Simultaneous Detection of H and D NMR Signals in a micro-Tesla Field

TL;DR

This paper demonstrates simultaneous detection of H and D NMR signals in a micro-Tesla magnetic field using a differential atomic magnetometer, highlighting potential for ultra-low-field NMR spectroscopy in analyzing spin relaxation.

Contribution

It introduces a method for concurrent detection of proton and deuteron signals in ultra-low magnetic fields with broadband atomic magnetometry.

Findings

Successful simultaneous detection of H and D signals.

Accurate measurement of their decay times.
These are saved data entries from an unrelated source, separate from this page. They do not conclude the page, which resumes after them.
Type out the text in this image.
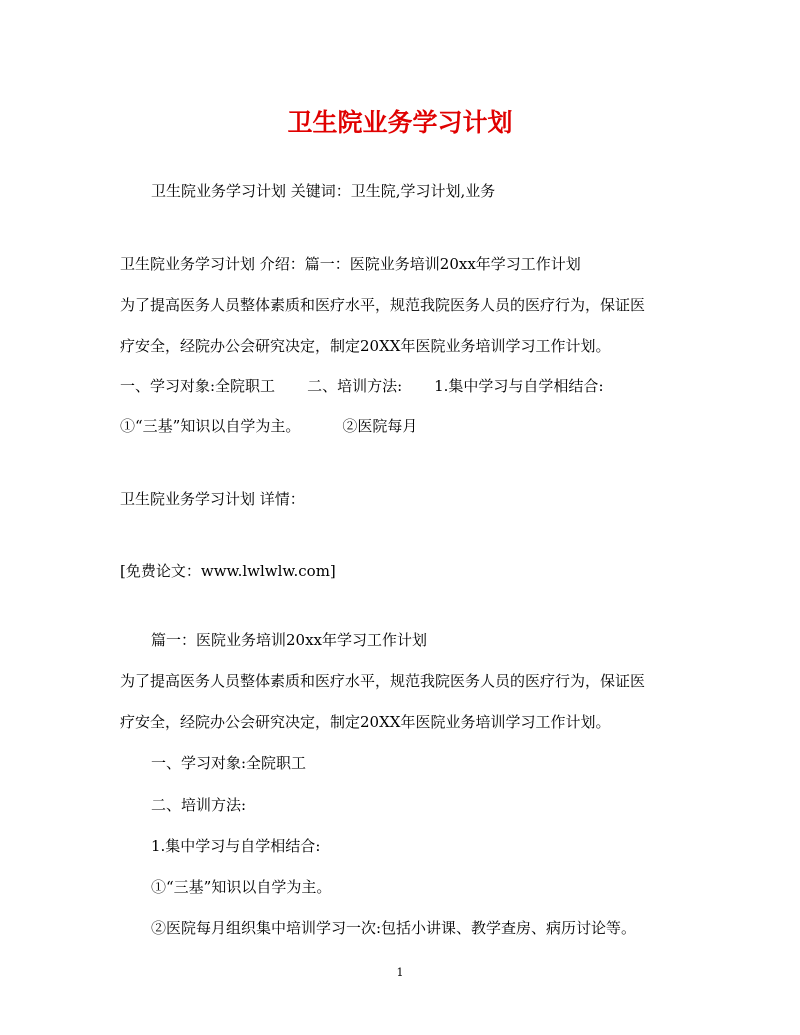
卫生院业务学习计划
卫生院业务学习计划 关键词：卫生院,学习计划,业务
卫生院业务学习计划 介绍：篇一：医院业务培训20xx年学习工作计划
为了提高医务人员整体素质和医疗水平，规范我院医务人员的医疗行为，保证医
疗安全，经院办公会研究决定，制定20XX年医院业务培训学习工作计划。
一、学习对象:全院职工 二、培训方法: 1.集中学习与自学相结合:
①“三基”知识以自学为主。	②医院每月
卫生院业务学习计划 详情：
[免费论文：www.lwlwlw.com]
篇一：医院业务培训20xx年学习工作计划
为了提高医务人员整体素质和医疗水平，规范我院医务人员的医疗行为，保证医
疗安全，经院办公会研究决定，制定20XX年医院业务培训学习工作计划。
一、学习对象:全院职工
二、培训方法:
1.集中学习与自学相结合:
①“三基”知识以自学为主。
②医院每月组织集中培训学习一次:包括小讲课、教学查房、病历讨论等。
1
Potential applications in ultra-low-field NMR analysis.

Abstract

We present NMR spectra of remote-magnetized deuterated water, detected in an unshielded environment by means of a differential atomic magnetometer. The measurements are performed in a $\mu$T field, while pulsed techniques are applied -following the sample displacement- in a 100~$\mu$T field, to tip both D and H nuclei by controllable amounts. The broadband nature of the detection system enables simultaneous detection of the two signals and accurate evaluation of their decay times. The outcomes of the experiment demonstrate the potential of ultra-low-field NMR spectroscopy in important applications where the correlation between proton and deuteron spin-spin relaxation rates as a function of external parameters contains significant information.